Nous étions cependant, vous, dans mes bras pâmée,
Moi, de vous voir ainsi tout-à-fait alarmée.
Vous revîntes après de votre pâmoison,
Et lors vos yeux ingrats par grande trahison,
Firent au cavalier une amoureuse plaie.
Voilà de l’accident la relation vraie.

Blanche.

Folle, plains-moi plutôt, et ne me raille point.
Le plaisir qu’on m’a fait, m’inquiete à tel point,

Par la crainte que j’ai de ne le pouvoir rendre,
Que de m’en attrister je ne me puis défendre.

Lizette.

Je crois cette tristesse une naissante amour,
Qui paroît dans vos yeux claire comme le jour.

Blanche.

Amour ? moi ?

Lizette.

Amour ? moi ? Vous ? amour ? êtes-vous une souche ?

Blanche.

Non : mais j’ai de l’honneur.

Lizette.

Non : mais j’ai de l’honneur.Qui vous rend bien farouche.

Blanche.

Quand j’aurois répugnance à vivre sous ses loix,
Une fille prend-elle un époux à son choix ?
N’attends-je pas le mien aujourd’hui ?

Lizette.

N’attends-je pas le mien aujourd’hui ? Mais, madame,
S’il est mal fait de corps aussi-bien que de l’ame ?

Blanche.

Si mon pére me donne un époux odieux,
Pour de mieux faits que lui je fermerai les yeux.

Lizette.

Si quelqu’amour secret l’oblige à la dépense ?

Blanche.

Je réglerai la mienne, et prendrai patience.

Lizette.

S’il est jaloux, avare, impertinent, railleur ?
S’il est fâcheux, mal-propre, ivrogne, ou grand parleur ?
S’il est joueur, s’il perd ses terres et les vôtres ?
Si, cagot, jour et nuit il dit ses patenôtres ?
S’il est chauve, gaucher, rousseau, louche, ou cagneux ?

Blanche.

Le Ciel ne sera pas pour moi si rigoureux ;

Mais quand il seroit tel que le fait ta peinture,
L’ennemi du bon-sens, l’horreur de la nature,
Un injuste tyran, de son ombre jaloux,
Pour l’aimer, il suffit qu’il seroit mon époux.

Lizette.

Madame, si l’époux que le ciel vous destine,
A de ce Cavalier le visage et la mine,
S’il est d’esprit, de biens et de vertus pourvu,
On peut tout espérer devant que l’avoir vu.
Que sait-on ?

Blanche.

Que sait-on ? Ha Lizette ! il faudroit être heureuse.

Lizette.

Ha ! madame, ma foi, vous êtes amoureuse.

Blanche.

Tais-toi, je vois mon pére.



Scène II

DOM COSME, BLANCHE, LIZETTE.
D. Cosme.

Tais-toi, je vois mon pére.Hé bien ! votre accident,
De la faveur du ciel est un signe évident.

Blanche.

Si vous saviez, monsieur, par quel bonheur étrange
Sans le secours d’un homme, ou plutôt d’un bon ange…

D. Cosme.

L’on m’a de point en point conté ce grand malheur,
Dont je vous voie sauvée, et quitte pour la peur.
Comment vous portez-vous ?

Blanche.

Comment vous portez-vous ? De ma peur étourdie,
Je me sens foible encor ; mais c’est sans maladie.



Scène III

MERLIN, DOM COSME, BLANCHE, LIZETTE.
Merlin, surpris de voir Dom Cosme.

Madame, de la part.

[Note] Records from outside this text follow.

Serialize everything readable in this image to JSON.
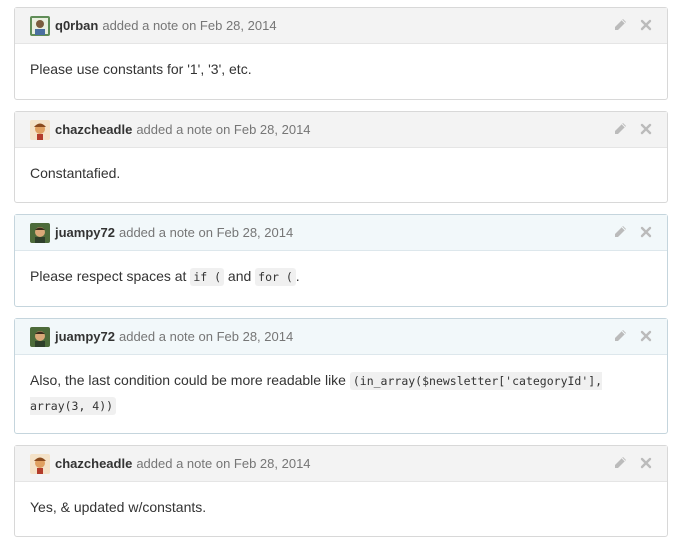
{
  "notes": [
    {
      "author": "q0rban",
      "meta": "added a note on Feb 28, 2014",
      "avatar_icon": "q0rban-avatar",
      "body_parts": [
        "Please use constants for '1', '3', etc."
      ]
    },
    {
      "author": "chazcheadle",
      "meta": "added a note on Feb 28, 2014",
      "avatar_icon": "chazcheadle-avatar",
      "body_parts": [
        "Constantafied."
      ]
    },
    {
      "author": "juampy72",
      "meta": "added a note on Feb 28, 2014",
      "avatar_icon": "juampy72-avatar",
      "body_parts": [
        "Please respect spaces at ",
        "if (",
        " and ",
        "for (",
        "."
      ]
    },
    {
      "author": "juampy72",
      "meta": "added a note on Feb 28, 2014",
      "avatar_icon": "juampy72-avatar",
      "body_parts": [
        "Also, the last condition could be more readable like ",
        "(in_array($newsletter['categoryId'], array(3, 4))"
      ]
    },
    {
      "author": "chazcheadle",
      "meta": "added a note on Feb 28, 2014",
      "avatar_icon": "chazcheadle-avatar",
      "body_parts": [
        "Yes, & updated w/constants."
      ]
    }
  ],
  "actions": {
    "edit_icon": "pencil-icon",
    "delete_icon": "close-icon"
  },
  "colors": {
    "header_bg": "#f3f3f3",
    "highlight_header_bg": "#f2f8fa",
    "meta_text": "#767676",
    "icon_gray": "#bbbbbb"
  }
}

Mais…

D. Cosme.

Madame, de la part. Mais…Que demandez-vous ?

Merlin, à part.

Je suis pris. Un laquais étoit venu chez nous.
Demander un julep pour votre fille morte ;
Je suis apothicaire, et c’est ce que j’apporte.

D. Cosme.

On n’en a pas besoin.

Lizette, à part.

On n’en a pas besoin.Peste de l’étourdi.

Blanche.

Mon ami, je vous trouve à mentir bien hardi.
Vous feriez soupçonner, surpris comme vous êtes,
Qu’il se passe entre nous des affaires secretes,
Monsieur, c’est le valet, ou je me trompe fort,
Du Cavalier sans qui vous pleureriez ma mort ?

Merlin.

Je ne suis pas à lui, mais je suis à son frére.

D. Cosme.

Comment s’appelle-t-il ?

Merlin.

Comment s’appelle-t-il ? Ô le curieux pére ! à part.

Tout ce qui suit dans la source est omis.